Renewable Energy Systems: Focused on sustainable technologies, this elective covers solar, wind, and hydroelectric power generation systems. Students design inverters, evaluate energy storage solutions, and analyze grid integration challenges for renewable sources.
Advanced VLSI Design: This course teaches advanced techniques in chip architecture, logic synthesis, and physical implementation of integrated circuits. Students learn to optimize designs for performance, area, and power consumption using industry-standard tools like Cadence and Synopsys.
Internet of Things: Exploring the future of connectivity, this course covers IoT architectures, sensor integration, cloud computing platforms, and smart city applications. Students develop end-to-end IoT systems including hardware, middleware, and application layers.
Cybersecurity in Electronics: With increasing reliance on connected devices, cybersecurity has become a critical concern. This elective focuses on securing embedded systems, detecting threats in networked environments, and implementing secure communication protocols.
Advanced Embedded Systems: Students explore advanced architectures, real-time operating systems, and microcontroller programming for high-performance applications. Projects include building autonomous vehicles, smart home devices, and industrial automation systems.
Project-Based Learning Philosophy
At TRINITY, project-based learning is central to our educational philosophy. We believe that students learn best when they engage actively with real-world problems and develop solutions from concept to implementation.
The structure of our project framework spans multiple levels:
- Mini Projects (Year 2): Students work in teams on small-scale projects related to circuit design, microcontroller programming, or signal processing. These projects are assessed based on innovation, technical execution, and teamwork.

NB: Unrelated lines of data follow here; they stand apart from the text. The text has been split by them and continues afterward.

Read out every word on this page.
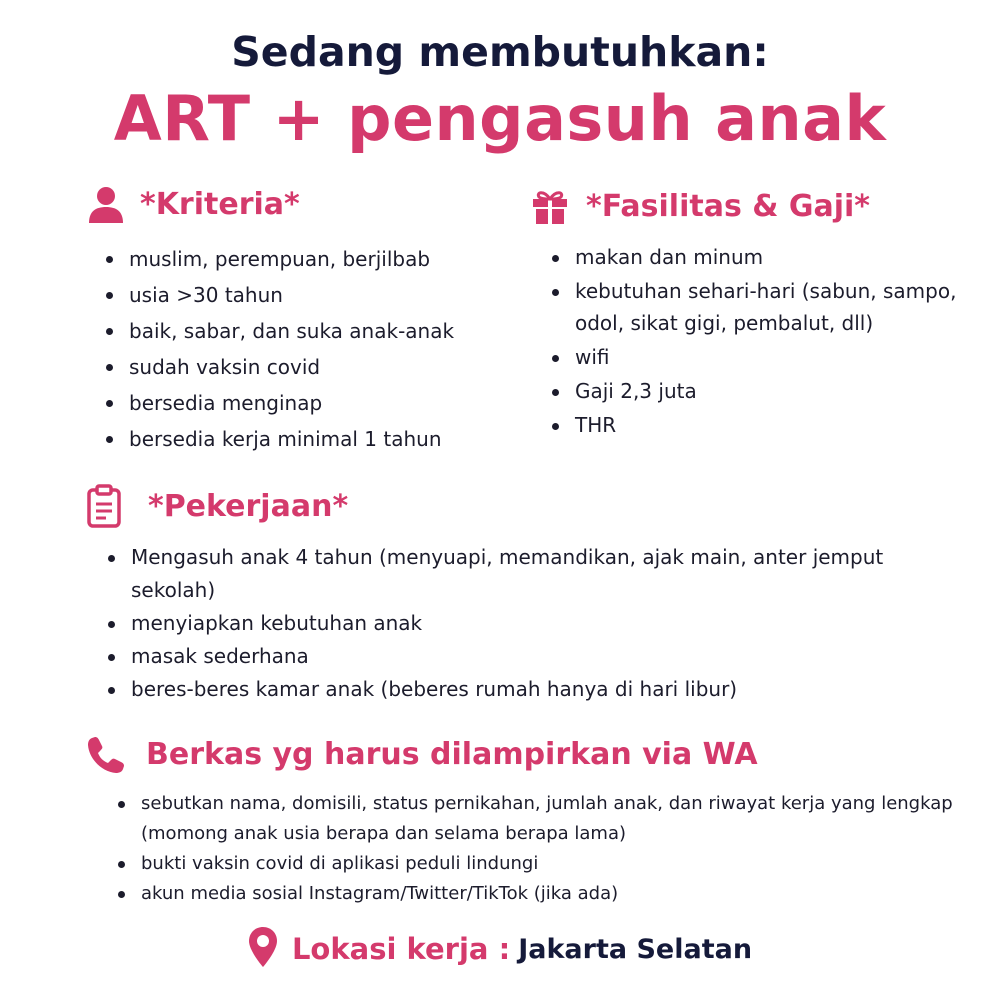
Sedang membutuhkan:
ART + pengasuh anak
*Kriteria*
muslim, perempuan, berjilbab
usia >30 tahun
baik, sabar, dan suka anak-anak
sudah vaksin covid
bersedia menginap
bersedia kerja minimal 1 tahun
*Fasilitas & Gaji*
makan dan minum
kebutuhan sehari-hari (sabun, sampo, odol, sikat gigi, pembalut, dll)
wifi
Gaji 2,3 juta
THR
*Pekerjaan*
Mengasuh anak 4 tahun (menyuapi, memandikan, ajak main, anter jemput sekolah)
menyiapkan kebutuhan anak
masak sederhana
beres-beres kamar anak (beberes rumah hanya di hari libur)
Berkas yg harus dilampirkan via WA
sebutkan nama, domisili, status pernikahan, jumlah anak, dan riwayat kerja yang lengkap (momong anak usia berapa dan selama berapa lama)
bukti vaksin covid di aplikasi peduli lindungi
akun media sosial Instagram/Twitter/TikTok (jika ada)
Lokasi kerja : Jakarta Selatan
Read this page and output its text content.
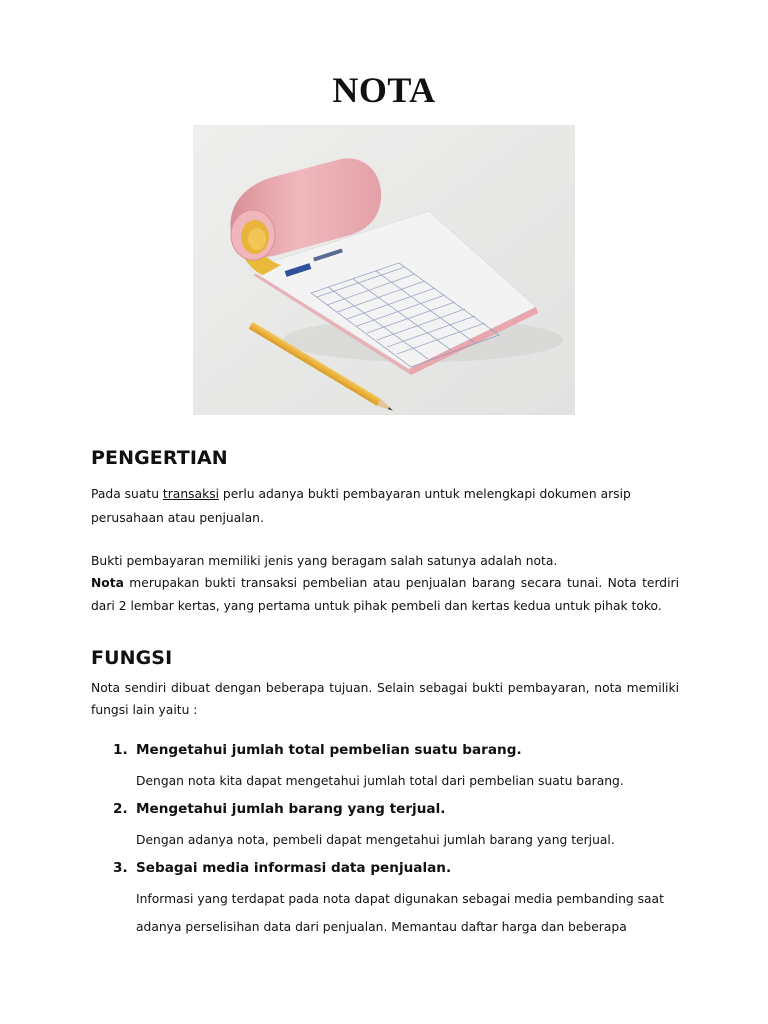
NOTA
PENGERTIAN
Pada suatu transaksi perlu adanya bukti pembayaran untuk melengkapi dokumen arsip
perusahaan atau penjualan.
Bukti pembayaran memiliki jenis yang beragam salah satunya adalah nota.
Nota merupakan bukti transaksi pembelian atau penjualan barang secara tunai. Nota terdiri dari 2 lembar kertas, yang pertama untuk pihak pembeli dan kertas kedua untuk pihak toko.
FUNGSI
Nota sendiri dibuat dengan beberapa tujuan. Selain sebagai bukti pembayaran, nota memiliki fungsi lain yaitu :
1. Mengetahui jumlah total pembelian suatu barang.
Dengan nota kita dapat mengetahui jumlah total dari pembelian suatu barang.
2. Mengetahui jumlah barang yang terjual.
Dengan adanya nota, pembeli dapat mengetahui jumlah barang yang terjual.
3. Sebagai media informasi data penjualan.
Informasi yang terdapat pada nota dapat digunakan sebagai media pembanding saat
adanya perselisihan data dari penjualan. Memantau daftar harga dan beberapa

- Capstone Project (Year 4): The final project involves developing a complete system from scratch. Students select their topics in consultation with faculty mentors, conduct feasibility studies, design components, prototype the system, and present findings to an industry panel.
Evaluation criteria include:
- Technical Competency
- Innovation and Creativity
- Team Collaboration
- Documentation Quality
- Presentation Skills
- Industry Relevance
Faculty mentors are assigned based on student interests and project scope. Students are encouraged to propose innovative ideas that align with current industry trends, such as AI-enabled sensors or sustainable power solutions.